Lambda cold starts: Interviewers ask about Lambda cold starts specifically because they trip up engineers who haven’t run latency-sensitive workloads on serverless. Cold starts happen when a new execution environment is initialized. Mitigation strategies include provisioned concurrency (you pay to keep environments warm), choosing a faster runtime (Go and Python cold start faster than Java), and keeping the function package small.

EC2 purchasing options: On-Demand, Reserved, Savings Plans, and Spot. The interview question isn’t “what are these” but “when would you use each.” Spot instances can be interrupted with two minutes notice, which makes them wrong for stateful applications but right for fault-tolerant batch processing. Reserved instances require a 1-year or 3-year commitment. Savings Plans are more flexible. This is a cost optimization question dressed as a compute question.

Azure questions that come up in enterprise roles

Azure Active Directory vs on-premise AD: Most enterprise Azure roles involve hybrid identity. The question is usually about the sync patterns (Azure AD Connect, pass-through authentication vs password hash sync) and the trade-offs in terms of latency and dependency on on-premise infrastructure. If you’ve only worked in greenfield cloud environments, this is worth studying.

ARM templates vs Bicep vs Terraform: Azure interviewers often ask which IaC approach you prefer and why. ARM templates are verbose JSON. Bicep is a domain-specific language that compiles to ARM. Terraform abstracts across cloud providers. A reasonable answer is: Bicep for Azure-only shops, Terraform for multi-cloud or for teams with existing Terraform expertise. There isn’t a universally right answer, so the interview is testing whether you have a reasoned opinion.

GCP questions and why they’re different

GCP interviews tend to go deeper into data and networking than AWS or Azure interviews, in my experience. Probably because Google’s historical strength is in those areas and the people writing interview questions built those systems.

BigQuery: “Explain how BigQuery handles a query across a 5TB table.” The important concepts are columnar storage, slot-based query processing, and partition/cluster optimization. If you’ve only used BigQuery as a SQL endpoint without thinking about how it executes, this question exposes that gap quickly.

GCP’s global VPC: Unlike AWS VPCs which are regional, GCP’s VPC is a global resource by default. Subnets are regional but the VPC spans all regions. This changes how you think about routing and firewall rules. It’s a legitimately interesting architectural difference and interviewers use it to test whether you’ve actually operated GCP or just read about it.
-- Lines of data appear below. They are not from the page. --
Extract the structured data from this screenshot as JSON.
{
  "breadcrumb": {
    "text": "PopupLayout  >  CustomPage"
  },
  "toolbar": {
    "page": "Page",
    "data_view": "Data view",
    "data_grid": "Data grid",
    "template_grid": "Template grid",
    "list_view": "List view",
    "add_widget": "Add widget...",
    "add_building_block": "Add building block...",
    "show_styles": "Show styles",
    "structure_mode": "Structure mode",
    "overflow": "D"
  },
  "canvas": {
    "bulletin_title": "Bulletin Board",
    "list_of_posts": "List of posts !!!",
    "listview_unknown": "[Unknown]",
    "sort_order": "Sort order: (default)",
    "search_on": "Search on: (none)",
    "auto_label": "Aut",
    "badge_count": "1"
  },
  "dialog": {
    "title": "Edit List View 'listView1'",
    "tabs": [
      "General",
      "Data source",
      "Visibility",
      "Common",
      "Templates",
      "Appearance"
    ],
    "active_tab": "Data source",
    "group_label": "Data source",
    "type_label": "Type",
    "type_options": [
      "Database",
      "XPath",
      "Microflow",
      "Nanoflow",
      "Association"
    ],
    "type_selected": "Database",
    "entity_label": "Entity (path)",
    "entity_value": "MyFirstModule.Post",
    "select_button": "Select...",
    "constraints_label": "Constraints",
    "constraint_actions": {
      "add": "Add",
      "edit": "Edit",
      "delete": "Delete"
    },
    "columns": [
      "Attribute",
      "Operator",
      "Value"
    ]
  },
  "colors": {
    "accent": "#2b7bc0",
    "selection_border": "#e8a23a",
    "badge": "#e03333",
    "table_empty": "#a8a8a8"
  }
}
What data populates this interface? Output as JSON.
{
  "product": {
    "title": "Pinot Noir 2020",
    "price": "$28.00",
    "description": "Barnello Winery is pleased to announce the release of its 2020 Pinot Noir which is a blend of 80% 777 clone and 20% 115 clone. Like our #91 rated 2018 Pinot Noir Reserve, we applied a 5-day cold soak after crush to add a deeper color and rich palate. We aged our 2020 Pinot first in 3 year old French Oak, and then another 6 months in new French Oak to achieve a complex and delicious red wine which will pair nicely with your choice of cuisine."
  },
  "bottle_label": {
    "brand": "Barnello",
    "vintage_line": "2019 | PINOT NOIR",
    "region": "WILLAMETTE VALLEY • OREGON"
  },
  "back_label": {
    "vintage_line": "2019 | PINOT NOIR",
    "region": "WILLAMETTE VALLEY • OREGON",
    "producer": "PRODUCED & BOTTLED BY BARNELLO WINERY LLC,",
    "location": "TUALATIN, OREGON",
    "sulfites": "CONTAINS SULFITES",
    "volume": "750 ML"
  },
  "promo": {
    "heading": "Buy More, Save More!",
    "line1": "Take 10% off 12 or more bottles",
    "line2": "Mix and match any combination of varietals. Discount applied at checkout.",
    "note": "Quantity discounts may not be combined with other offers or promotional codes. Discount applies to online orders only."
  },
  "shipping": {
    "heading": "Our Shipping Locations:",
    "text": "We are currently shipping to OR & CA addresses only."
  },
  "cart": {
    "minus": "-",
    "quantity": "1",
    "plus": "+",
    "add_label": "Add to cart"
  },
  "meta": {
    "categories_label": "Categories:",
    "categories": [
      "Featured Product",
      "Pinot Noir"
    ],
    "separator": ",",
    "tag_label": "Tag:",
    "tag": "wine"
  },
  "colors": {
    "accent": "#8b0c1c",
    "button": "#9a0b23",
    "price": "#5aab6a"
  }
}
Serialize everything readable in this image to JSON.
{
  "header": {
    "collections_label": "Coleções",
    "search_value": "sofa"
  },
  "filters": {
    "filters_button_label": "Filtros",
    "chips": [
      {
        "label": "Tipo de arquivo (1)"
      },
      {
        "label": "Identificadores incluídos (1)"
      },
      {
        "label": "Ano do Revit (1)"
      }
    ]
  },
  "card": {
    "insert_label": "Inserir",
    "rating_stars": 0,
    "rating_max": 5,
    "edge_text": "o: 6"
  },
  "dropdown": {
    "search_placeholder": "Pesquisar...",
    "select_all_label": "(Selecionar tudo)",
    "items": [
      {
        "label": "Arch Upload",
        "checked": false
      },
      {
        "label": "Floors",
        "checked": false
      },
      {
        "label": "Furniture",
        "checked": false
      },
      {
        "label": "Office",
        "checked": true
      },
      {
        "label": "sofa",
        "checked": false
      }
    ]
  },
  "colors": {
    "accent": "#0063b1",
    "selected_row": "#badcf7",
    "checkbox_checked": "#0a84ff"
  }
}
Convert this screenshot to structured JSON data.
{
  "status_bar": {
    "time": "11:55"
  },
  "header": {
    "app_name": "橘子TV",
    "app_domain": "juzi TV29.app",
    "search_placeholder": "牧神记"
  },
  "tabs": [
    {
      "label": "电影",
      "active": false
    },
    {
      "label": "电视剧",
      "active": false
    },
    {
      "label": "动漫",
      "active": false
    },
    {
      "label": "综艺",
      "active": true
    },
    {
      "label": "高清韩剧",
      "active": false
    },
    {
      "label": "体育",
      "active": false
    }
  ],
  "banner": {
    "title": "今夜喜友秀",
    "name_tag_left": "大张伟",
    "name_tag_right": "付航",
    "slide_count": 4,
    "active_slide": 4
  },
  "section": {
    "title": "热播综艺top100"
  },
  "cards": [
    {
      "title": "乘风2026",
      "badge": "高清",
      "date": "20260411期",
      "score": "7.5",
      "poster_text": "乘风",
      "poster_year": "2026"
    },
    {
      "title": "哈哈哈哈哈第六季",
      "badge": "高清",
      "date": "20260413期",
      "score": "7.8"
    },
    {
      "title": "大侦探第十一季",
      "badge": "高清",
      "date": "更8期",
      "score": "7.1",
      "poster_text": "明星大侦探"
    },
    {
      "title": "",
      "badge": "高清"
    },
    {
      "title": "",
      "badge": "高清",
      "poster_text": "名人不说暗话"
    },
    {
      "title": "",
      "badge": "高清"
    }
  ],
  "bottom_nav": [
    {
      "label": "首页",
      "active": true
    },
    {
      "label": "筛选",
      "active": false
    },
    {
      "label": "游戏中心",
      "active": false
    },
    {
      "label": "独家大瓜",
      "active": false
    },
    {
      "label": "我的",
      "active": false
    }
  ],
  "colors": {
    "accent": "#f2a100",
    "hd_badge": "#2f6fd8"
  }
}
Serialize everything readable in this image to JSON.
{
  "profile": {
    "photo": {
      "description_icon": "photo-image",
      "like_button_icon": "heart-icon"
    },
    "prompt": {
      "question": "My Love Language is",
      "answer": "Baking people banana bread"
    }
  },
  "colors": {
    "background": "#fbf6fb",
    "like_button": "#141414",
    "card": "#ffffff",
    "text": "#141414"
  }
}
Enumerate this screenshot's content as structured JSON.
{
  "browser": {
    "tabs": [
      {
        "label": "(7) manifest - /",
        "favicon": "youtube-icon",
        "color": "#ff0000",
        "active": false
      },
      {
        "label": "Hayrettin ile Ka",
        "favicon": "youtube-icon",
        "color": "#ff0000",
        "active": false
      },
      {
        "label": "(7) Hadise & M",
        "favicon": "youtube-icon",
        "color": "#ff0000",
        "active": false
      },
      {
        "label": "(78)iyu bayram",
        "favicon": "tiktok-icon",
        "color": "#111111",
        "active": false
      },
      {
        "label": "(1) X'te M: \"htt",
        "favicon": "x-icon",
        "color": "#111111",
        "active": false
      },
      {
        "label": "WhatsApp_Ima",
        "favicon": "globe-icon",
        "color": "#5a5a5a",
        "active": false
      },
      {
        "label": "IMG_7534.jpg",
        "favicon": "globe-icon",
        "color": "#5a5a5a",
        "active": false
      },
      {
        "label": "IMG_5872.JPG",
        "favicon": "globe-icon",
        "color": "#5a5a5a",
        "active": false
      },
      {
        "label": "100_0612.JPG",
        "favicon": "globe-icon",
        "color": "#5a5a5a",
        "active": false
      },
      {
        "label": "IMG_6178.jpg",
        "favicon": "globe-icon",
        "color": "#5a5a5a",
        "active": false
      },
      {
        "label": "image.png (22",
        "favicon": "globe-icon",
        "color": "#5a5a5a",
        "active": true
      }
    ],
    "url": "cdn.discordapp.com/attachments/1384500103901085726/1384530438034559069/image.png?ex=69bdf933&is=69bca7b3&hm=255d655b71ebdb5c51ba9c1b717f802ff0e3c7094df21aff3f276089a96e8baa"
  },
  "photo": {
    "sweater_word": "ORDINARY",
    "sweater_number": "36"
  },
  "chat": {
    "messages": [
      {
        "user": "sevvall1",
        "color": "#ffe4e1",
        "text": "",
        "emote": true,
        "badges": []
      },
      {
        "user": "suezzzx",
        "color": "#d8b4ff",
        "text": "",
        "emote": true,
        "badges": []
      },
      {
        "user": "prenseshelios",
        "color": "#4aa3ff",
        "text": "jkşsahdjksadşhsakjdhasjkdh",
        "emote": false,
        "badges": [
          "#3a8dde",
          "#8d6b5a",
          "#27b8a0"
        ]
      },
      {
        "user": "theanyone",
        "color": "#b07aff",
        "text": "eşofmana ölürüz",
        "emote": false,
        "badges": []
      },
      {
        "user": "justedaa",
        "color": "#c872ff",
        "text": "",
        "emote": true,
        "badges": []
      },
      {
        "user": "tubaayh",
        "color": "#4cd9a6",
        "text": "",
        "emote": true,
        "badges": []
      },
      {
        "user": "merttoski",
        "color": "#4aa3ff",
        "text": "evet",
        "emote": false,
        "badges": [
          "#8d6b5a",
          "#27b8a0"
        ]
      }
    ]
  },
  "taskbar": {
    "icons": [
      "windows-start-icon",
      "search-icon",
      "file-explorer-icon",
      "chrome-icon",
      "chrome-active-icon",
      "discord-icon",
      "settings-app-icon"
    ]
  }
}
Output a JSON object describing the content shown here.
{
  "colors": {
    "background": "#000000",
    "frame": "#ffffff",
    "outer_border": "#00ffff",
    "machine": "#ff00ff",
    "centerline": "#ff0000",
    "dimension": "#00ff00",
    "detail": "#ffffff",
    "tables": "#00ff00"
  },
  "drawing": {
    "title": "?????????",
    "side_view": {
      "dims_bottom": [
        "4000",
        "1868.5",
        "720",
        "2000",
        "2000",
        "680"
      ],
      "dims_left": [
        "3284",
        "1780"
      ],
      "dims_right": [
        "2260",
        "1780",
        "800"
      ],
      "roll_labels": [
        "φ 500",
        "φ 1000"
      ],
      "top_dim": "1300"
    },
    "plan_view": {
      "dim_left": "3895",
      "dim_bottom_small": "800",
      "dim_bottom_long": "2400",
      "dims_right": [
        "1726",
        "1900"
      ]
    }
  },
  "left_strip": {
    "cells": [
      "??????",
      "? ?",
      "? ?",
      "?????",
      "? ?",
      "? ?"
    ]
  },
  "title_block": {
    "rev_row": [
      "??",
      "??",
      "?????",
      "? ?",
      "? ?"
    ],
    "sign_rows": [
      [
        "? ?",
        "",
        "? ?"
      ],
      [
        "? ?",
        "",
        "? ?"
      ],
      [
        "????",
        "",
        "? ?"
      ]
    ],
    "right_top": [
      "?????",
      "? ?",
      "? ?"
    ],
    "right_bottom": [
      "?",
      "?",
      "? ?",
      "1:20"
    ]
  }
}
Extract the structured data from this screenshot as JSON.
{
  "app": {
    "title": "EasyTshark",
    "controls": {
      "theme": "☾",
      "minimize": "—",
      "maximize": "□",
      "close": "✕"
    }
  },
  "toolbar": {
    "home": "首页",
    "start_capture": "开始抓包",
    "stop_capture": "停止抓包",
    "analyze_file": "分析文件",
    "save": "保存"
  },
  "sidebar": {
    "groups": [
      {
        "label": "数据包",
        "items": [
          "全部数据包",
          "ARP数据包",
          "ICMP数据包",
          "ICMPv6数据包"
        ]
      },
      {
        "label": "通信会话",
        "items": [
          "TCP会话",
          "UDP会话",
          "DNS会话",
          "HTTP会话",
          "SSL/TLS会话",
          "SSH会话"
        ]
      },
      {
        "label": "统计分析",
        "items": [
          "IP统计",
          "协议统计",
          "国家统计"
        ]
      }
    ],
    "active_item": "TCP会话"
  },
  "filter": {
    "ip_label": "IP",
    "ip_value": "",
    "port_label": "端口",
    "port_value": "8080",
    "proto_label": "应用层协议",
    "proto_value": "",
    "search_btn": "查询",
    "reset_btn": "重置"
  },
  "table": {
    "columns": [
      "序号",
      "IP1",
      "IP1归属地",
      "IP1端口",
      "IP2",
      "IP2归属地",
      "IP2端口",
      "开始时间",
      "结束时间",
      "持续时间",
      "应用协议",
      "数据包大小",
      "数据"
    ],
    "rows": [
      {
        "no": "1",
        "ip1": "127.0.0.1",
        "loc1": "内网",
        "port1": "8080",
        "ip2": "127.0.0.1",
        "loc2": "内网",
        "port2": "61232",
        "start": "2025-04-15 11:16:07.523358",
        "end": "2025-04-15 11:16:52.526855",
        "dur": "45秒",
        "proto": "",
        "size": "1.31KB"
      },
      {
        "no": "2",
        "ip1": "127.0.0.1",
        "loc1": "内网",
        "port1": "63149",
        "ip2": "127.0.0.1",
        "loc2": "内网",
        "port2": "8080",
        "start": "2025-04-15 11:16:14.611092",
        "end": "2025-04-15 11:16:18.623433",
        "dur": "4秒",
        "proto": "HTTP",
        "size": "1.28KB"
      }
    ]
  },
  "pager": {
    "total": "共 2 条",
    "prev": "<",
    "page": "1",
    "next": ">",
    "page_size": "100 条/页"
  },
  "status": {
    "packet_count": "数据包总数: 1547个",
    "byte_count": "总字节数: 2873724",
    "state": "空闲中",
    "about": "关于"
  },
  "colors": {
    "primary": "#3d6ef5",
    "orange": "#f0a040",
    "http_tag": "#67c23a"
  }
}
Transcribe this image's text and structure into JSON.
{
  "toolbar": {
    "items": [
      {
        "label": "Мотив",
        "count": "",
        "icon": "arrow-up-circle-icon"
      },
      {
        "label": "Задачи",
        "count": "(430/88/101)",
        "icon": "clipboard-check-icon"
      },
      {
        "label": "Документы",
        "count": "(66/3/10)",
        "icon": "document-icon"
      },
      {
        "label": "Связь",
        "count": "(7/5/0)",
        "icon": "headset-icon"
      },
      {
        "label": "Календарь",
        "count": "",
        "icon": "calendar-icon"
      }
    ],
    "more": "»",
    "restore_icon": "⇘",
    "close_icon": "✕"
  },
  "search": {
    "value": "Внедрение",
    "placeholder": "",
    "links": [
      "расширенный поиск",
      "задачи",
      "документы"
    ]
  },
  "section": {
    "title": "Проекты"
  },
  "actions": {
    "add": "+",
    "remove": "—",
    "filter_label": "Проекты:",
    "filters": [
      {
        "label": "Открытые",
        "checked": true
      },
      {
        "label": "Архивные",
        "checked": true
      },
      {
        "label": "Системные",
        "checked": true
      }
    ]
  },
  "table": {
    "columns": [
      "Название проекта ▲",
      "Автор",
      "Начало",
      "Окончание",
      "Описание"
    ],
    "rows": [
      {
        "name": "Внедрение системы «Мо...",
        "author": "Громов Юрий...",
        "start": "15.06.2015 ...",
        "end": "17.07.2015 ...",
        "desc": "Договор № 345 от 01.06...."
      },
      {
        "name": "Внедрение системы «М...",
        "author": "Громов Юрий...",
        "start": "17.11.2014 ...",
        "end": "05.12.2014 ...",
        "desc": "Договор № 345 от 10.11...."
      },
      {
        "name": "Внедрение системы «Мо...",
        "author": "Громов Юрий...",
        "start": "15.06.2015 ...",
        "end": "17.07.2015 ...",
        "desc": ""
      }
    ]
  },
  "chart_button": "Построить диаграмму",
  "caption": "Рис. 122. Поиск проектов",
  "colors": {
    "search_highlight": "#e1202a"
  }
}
Preparing under real interview conditions

The Stack Overflow Developer Survey 2024 found that AWS, Azure, and GCP are the top three cloud platforms by usage, in that order. Job demand follows a similar distribution. BLS projects cloud and infrastructure roles growing 15% through 2032, which suggests interview volume in this space is not shrinking.

One thing I find genuinely useful for cloud interview prep is practicing with something that can push back. Static lists of questions are fine for recall, but cloud architect interviews are conversational. You say something, the interviewer asks why, you defend it. Craqly’s mock interview mode simulates that follow-up pattern, which is harder to get from reading alone. (That said, there’s no substitute for actually deploying things and watching them break.)

The honest gap in most cloud interview prep is operational knowledge. Anyone can describe what Auto Scaling is. Fewer people can describe a specific time they tuned scaling policies and what they got wrong first. That second kind of answer is what senior interviewers are trying to pull out of you. If you have those stories, prepare to tell them clearly. If you don’t have them yet, go build something with a budget ceiling and see what breaks.